Sobre a alteração do Regime Jurídico dos Instrumentos de Gestão Territorial - RJIGT

Análise crítica à 7.ª alteração ao Regime Jurídico dos Instrumentos de Gestão Territorial

Tiago Forjaz Trigueiros

O Governo decretou a sétima alteração ao Regime Jurídico dos Instrumentos de Gestão Territorial, adiante designado RJIGT (Decreto-Lei n.º 80/2015, de 14 de maio, na sua redação atual), através da publicação do Decreto-Lei n.º 117/2024, de 30 de dezembro, que promove a possibilidade de, sem a devida fundamentação ou estudos de suporte, se proceder à reclassificação do solo rústico em solo urbano, por mera declaração, o que se constitui como uma negação de todo o sistema de gestão territorial português, que se suporta nos fins e princípios (Artigo 2.º e 3.º) da Lei de Bases Gerais da Política Pública de Solos, de Ordenamento do Território e de Urbanismo, adiante designada LBPPSOTU (Lei n.º 31/2014, de 30 de maio).

Considerando:

  1. | Que a dificuldade de “acesso à habitação” é essencialmente financeira e motivada por um sistema complexo de fatores, para os quais contribuem em grande medida (i) os custos de construção e (ii) a expectativa de rendas associadas à aquisição para investimento, sem que o valor do solo tenha um peso expressivo.
  2. | Que não há qualquer evidência de (i) falta de oferta habitacional (723.215 fogos vagos em PT em 2021 – fonte INE), de (ii) falta de solos aptos à edificação em solo urbano, ou (iii) de inexistência de prédios devolutos para reabilitar, que impeçam a adoção de políticas direcionadas para um aumento da oferta habitacional dentro das áreas urbanas, onde já foi feito um investimento em infraestruturas, equipamentos, espaço público e transportes.
  3. | Que o solo é um recurso natural escasso essencial ao equilíbrio das funções agrícolas, florestais, de regulação e culturais, que não deve ser sacrificado sem a adequada fundamentação e ponderação, o que é abandonado com a revogação do n.º3 do artigo 72.º do RJIGT, que consagra o dever de fundamentação da reclassificação do solo na (i) demonstração de indisponibilidade de alternativas em solo urbano, (ii) na demonstração do impacto da carga urbanística no sistema de infraestruturas existentes (tal como é exigido a qualquer cidadão numa operação urbanística), e (iii) na demonstração da viabilidade económico-financeira da Note-se que a revogação do n.º3 do artigo 72.º passou a abranger todos os procedimentos de reclassificação do solo, ou seja, incluindo através da elaboração de plano de pormenor, que deixa de ter o dever de fundamentação e necessidade (face à indisponibilidade de áreas expectantes em solo urbano).
  4. | Que o sistema de gestão territorial português apresenta, há vários anos, sinais de maturidade, (dada a cobertura nacional, desde os anos 90, de planos diretores municipais), e está obrigado aos princípios essenciais de responsabilidade, transparência e estabilidade, e que a dinâmica dos planos resulta da sua própria monitorização e avaliação, dando azo, com uma base fundamentada e tangível (relatório do estado do ordenamento do território), a eventuais procedimentos de alteração ou revisão.
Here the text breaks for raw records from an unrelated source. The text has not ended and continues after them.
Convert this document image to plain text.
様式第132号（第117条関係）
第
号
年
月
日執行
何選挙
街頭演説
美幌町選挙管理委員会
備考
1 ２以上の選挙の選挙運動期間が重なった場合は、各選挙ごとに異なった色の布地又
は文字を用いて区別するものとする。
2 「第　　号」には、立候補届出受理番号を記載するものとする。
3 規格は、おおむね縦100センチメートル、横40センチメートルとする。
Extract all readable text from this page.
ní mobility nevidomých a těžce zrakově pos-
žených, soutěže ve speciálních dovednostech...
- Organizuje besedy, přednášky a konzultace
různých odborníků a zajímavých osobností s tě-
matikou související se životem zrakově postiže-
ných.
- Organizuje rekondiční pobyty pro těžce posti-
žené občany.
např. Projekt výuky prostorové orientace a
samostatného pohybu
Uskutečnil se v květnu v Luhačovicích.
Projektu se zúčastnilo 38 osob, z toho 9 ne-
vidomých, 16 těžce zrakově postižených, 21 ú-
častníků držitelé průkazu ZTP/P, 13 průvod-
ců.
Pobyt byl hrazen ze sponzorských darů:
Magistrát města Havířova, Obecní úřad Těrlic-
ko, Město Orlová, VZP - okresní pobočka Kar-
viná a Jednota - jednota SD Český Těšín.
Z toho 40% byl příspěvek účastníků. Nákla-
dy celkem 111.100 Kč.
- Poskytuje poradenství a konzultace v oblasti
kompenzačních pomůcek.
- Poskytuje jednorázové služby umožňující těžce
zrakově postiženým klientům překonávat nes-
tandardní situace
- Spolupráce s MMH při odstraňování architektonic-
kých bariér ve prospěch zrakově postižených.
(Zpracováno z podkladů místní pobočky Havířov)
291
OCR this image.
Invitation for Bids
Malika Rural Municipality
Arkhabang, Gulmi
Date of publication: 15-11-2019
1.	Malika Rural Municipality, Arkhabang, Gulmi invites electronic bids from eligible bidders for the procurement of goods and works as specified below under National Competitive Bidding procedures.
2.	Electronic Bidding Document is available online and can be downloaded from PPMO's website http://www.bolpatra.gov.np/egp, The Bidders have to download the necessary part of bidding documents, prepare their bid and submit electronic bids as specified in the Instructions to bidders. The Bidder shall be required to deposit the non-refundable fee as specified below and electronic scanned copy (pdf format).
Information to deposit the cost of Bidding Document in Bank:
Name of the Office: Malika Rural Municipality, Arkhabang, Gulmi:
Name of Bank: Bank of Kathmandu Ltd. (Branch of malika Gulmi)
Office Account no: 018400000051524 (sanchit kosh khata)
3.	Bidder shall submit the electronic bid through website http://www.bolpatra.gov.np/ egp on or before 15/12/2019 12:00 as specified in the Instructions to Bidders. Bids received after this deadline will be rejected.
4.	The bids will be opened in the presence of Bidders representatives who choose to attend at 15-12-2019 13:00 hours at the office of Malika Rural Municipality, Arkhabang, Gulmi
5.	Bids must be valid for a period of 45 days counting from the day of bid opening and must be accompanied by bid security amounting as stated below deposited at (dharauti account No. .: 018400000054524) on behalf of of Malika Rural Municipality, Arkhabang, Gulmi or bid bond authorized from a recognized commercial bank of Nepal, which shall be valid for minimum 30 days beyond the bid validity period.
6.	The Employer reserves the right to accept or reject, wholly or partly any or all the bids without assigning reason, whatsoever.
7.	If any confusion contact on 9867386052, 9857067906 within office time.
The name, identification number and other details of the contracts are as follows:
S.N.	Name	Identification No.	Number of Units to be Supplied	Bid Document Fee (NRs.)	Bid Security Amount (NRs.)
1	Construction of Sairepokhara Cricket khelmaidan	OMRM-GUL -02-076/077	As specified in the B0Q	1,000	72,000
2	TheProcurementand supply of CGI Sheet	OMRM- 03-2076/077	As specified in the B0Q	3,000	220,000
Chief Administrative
Pressuposto que é afastado nesta alteração ao RJIGT.
  5. | Tal como admitido no preâmbulo do Decreto-Lei º 117/2024, de 30 de dezembro, que este diploma fere o princípio da segurança e da previsibilidade do ordenamento jurídico, tornando menos claro o que se quer tangível (matérias do direito em ordenamento do território).
  6. | Que, segundo a Lei de Bases da Habitação – LBH, a política nacional de habitação implica a articulação com a política pública de solos, de ordenamento do território e do urbanismo e com a política de ambiente, no quadro das respetivas leis de bases (alínea h) do n.º5 do artigo 16.ºda LBH) e que, a nível municipal, a Carta Municipal da Habitação inclui um diagnóstico, planeamento e ordenamento prospetivo de carências habitacionais, optando sempre pelas disponibilidades do solo urbanizado e pela reabilitação do edificado (artigo 22.º da LBH).
  7. | Que o território, e os sistemas das cidades, especialmente nas áreas metropolitanas e nos zonas do país mais atrativas, não terminam nos seus limites administrativos, sendo que a decisão de reforçar a oferta habitacional em determinado concelho, para além do já previsto nos planos em vigor, tem necessariamente impactos nos concelhos confinantes e nos sistemas intermunicipais, com consequências que só podem ser antecipadas e estudadas ao nível regional (através dos programas regionais de ordenamento do território ou de documentos estratégicos específicos a essa escala), sob pena de agravar a qualidade dos serviços (infraestruturas e transportes) e a qualidade de vida das populações.
  8. | Que este diploma (Decreto-Lei º 117/2024, de 30 de dezembro) contraria manifestamente a LBPPSOTU, destacando-se a violação de vários fins da política pública de solos, bem como de princípios gerais ao quais as políticas públicas e as atuações administrativas em matéria de solos estão subordinadas (artigo 2.º da LBPPSOTU). Neste âmbito salienta-se o facto de: (i) não garantir o desenvolvimento sustentável (principalmente ao revogar o dever de fundamentação na demonstração de indisponibilidade de alternativas em solo urbano – i.e. n.º3 do artigo 72.º do RJIGT), (ii) não garantir o reforço da coesão, (iii) aumentar a exposição aos efeitos decorrentes de fenómenos climáticos extremos, (iv) não racionalizar os aglomerados urbanos, (v) não defender o património natural, cultural e paisagístico, (vi) não assegurar o aproveitamento racional e eficiente do solo, (vii) prejudicar as potencialidades das áreas agrícolas, florestais e silvo-pastoris (principalmente ao aumentar o valor do solo pelo caráter especulativo da norma adotada), (viii) não promover a regeneração do território e a requalificação de áreas degradadas, (ix) incumprir o princípio da solidariedade intergeracional e de um equilibrado desenvolvimento socioeconómico (pelo dispersão irracional e não fundamentada de infraestruturas), (x) violar o princípio da responsabilidade (designadamente por não proceder à avaliação ambiental das opções), (xi) incumprir o princípio da economia e eficiência (pelo não aproveitamento dos recursos existentes em solo urbano), (xii) desrespeitar o princípio da compatibilização de diversas políticas com incidência territorial, (xiii) violar o princípio da equidade, (xiv) não garantir a concertação e a contratualização de interesses públicos, (xv) ferir gravemente o princípio da segurança jurídica e proteção da confiança, (xvi) incumprir o princípio da prevenção e da precaução (designadamente ao ignorar sistemas da REN sem a devida avaliação), (xvii) incumprir o princípio da transversalidade e da integração de políticas ambientais.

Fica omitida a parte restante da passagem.